Figure 2. Sample trial.

(a) Complete trial from just before the onset (indicated by the illumination of the Perspex plate above the object) until that object weighing 165 g was replaced and the hand returned to the starting position. Arrows labelled Digit contact, Load phase onset, etc, mark some of many ‘events’ extracted from all single trials (cf. Table 1). (b) The window marked by a yellow rectangle in (a) shown on an expanded time scale.

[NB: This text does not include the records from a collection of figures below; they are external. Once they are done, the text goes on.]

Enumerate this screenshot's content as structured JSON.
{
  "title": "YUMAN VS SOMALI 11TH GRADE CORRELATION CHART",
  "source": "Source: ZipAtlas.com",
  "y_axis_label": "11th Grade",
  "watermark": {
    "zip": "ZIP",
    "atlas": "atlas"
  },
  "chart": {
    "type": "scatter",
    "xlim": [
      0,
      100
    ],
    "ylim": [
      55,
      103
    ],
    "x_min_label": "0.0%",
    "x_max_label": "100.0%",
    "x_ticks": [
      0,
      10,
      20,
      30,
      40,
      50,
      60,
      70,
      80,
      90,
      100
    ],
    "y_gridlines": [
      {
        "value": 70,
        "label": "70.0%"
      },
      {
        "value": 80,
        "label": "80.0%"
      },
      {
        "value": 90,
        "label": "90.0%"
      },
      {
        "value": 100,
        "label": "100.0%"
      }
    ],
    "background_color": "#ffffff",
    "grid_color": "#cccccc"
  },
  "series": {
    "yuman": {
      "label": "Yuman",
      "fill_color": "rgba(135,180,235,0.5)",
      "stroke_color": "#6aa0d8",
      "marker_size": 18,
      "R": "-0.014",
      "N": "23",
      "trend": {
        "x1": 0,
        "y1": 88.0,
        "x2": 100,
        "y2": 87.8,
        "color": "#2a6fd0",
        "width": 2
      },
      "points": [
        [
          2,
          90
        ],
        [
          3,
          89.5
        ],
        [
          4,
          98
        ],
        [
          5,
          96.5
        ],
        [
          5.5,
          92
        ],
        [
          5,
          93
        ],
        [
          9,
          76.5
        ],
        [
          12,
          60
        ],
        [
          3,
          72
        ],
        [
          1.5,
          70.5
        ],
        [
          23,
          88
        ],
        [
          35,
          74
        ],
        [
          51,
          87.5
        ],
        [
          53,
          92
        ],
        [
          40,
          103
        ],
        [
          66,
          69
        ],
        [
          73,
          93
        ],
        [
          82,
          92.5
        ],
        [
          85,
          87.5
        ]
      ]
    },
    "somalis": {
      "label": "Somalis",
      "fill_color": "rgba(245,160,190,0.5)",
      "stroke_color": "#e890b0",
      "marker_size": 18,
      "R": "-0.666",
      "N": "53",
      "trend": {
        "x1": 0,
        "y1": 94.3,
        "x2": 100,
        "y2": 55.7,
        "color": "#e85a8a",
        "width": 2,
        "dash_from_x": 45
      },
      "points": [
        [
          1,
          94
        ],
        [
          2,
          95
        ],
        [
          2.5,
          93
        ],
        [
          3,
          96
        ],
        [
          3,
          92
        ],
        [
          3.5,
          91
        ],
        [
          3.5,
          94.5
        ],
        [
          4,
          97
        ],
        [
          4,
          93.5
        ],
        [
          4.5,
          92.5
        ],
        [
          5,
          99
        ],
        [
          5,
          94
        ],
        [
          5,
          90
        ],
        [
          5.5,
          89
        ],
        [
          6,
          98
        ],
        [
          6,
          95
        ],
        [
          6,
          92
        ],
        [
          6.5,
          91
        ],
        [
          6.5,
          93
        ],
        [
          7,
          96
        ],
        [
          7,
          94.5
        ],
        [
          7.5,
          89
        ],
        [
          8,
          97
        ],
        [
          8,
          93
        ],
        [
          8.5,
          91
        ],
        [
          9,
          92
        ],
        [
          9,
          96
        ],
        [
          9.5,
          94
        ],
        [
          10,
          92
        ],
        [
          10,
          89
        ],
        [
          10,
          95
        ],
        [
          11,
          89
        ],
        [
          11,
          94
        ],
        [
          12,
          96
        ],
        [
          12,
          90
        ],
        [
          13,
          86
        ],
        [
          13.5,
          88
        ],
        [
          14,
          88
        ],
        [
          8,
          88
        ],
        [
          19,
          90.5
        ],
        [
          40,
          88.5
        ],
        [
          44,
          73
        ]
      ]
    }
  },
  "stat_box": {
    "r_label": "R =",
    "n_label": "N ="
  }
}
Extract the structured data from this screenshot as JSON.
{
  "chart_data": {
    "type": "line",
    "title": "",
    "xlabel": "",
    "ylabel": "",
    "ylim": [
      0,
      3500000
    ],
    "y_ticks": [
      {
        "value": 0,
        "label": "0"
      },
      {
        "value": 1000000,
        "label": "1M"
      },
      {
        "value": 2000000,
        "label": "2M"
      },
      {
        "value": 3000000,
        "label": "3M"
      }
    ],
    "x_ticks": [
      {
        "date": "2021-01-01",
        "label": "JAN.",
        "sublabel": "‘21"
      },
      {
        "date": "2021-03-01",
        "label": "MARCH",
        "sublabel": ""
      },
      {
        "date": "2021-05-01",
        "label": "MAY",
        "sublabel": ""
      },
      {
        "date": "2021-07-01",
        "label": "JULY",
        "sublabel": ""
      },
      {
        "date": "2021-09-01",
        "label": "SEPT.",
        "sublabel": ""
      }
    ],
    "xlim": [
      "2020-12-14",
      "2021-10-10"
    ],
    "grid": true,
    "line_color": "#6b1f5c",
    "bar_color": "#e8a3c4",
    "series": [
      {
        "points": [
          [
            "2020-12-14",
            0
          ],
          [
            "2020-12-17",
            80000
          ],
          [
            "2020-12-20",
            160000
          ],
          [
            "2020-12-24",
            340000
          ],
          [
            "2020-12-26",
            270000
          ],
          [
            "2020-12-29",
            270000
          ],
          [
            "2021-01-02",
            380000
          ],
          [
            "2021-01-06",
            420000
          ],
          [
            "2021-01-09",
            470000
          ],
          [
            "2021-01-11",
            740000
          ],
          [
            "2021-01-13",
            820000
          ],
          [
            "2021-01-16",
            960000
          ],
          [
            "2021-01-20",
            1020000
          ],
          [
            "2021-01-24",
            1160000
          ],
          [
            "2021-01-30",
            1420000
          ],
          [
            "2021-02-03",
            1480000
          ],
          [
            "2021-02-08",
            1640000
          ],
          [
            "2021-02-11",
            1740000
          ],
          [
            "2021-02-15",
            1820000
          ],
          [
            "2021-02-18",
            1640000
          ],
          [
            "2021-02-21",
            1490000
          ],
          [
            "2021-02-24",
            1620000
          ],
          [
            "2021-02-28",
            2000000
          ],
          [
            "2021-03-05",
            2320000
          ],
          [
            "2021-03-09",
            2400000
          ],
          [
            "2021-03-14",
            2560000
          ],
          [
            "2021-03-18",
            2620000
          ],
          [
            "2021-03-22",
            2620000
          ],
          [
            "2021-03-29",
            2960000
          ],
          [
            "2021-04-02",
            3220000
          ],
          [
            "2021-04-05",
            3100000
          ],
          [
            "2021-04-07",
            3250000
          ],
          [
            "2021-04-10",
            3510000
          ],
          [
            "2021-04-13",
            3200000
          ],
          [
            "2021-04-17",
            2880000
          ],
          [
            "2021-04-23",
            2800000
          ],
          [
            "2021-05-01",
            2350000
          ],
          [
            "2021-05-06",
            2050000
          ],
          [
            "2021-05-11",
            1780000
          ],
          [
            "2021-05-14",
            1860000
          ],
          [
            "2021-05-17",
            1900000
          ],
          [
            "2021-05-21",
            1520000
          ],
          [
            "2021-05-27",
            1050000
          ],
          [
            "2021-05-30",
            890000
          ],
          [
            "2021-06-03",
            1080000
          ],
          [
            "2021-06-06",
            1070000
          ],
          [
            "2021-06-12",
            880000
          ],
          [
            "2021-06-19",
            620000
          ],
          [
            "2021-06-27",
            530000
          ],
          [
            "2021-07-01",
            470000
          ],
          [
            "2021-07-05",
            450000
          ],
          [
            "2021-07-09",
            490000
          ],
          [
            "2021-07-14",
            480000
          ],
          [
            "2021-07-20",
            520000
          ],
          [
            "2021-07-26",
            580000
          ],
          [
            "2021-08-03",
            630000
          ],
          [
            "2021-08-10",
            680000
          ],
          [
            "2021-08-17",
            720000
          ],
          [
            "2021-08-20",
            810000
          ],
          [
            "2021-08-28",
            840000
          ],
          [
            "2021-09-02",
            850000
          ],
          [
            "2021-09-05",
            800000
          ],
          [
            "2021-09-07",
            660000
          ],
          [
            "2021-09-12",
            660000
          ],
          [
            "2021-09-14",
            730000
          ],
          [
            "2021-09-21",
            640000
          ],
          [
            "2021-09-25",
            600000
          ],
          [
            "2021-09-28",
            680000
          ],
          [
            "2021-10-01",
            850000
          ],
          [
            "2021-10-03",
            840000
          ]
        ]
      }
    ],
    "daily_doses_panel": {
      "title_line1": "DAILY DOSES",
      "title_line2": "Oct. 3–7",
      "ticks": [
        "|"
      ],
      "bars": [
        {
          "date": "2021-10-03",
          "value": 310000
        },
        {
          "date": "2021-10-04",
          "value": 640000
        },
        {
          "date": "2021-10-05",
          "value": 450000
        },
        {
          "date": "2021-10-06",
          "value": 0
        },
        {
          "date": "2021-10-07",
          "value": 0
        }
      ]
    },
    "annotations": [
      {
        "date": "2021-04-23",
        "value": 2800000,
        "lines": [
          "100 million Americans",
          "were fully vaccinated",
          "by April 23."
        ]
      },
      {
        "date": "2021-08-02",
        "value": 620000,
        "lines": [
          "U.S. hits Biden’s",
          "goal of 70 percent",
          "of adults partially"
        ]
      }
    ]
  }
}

Figure 3. Data validation.

(a,b) For channels C4 and Pz (shown in insets) recorded in Participant 3, trials when the object's weight was the same as in the previous trial (Expected weight, n=105; blue lines) and unexpectedly heavy (n=30; red lines) were contrasted using EEGLab. The panels show from top, the power in the alpha and beta bands after sorting the trials by phase at the peak frequency, the average EEG amplitudes, the ERSPs and the ITCs. The colored patches represent 95% confidence intervals. The earliest moment this participant on average could have detected an increased object weight was ~200 ms after object contact (i.e., time zero). (c) All participants adapted their grip force to the object’s weight, i.e., 165, 330 or 660 g in series with sandpaper surfaces. The different weights thus invoked markedly different fingertip forces in all participants. (d) The grip:load force ratio was the same or declined across the three object weights in all participants, i.e., the force coordination was roughly the same irrespective of the object’s weight. (e) In series with the same object weight (330 g) but with contact plates covered with sandpaper, suede or silk, the grip:load force ratio increased with decreasing friction, i.e., in all participants the three contact plates offered different object-fingertip friction and all participants adapted to the prevailing friction. (f,g) When the weight (f) or the contact surfaces (g) was unexpectedly changed between trials, there was a marked change in the load force duration, in the peak grip force and the hold grip force (e.g., all increased when the object had an unexpected increased weight or decreased friction). Data aggregated across all participants. The lines represent the median and the 1st and 3rd quartile, black lines increased weight (f) and increased slipperiness (g) and gray lines decreased weight and slipperiness, respectively, as indicated on the top and bottom axes.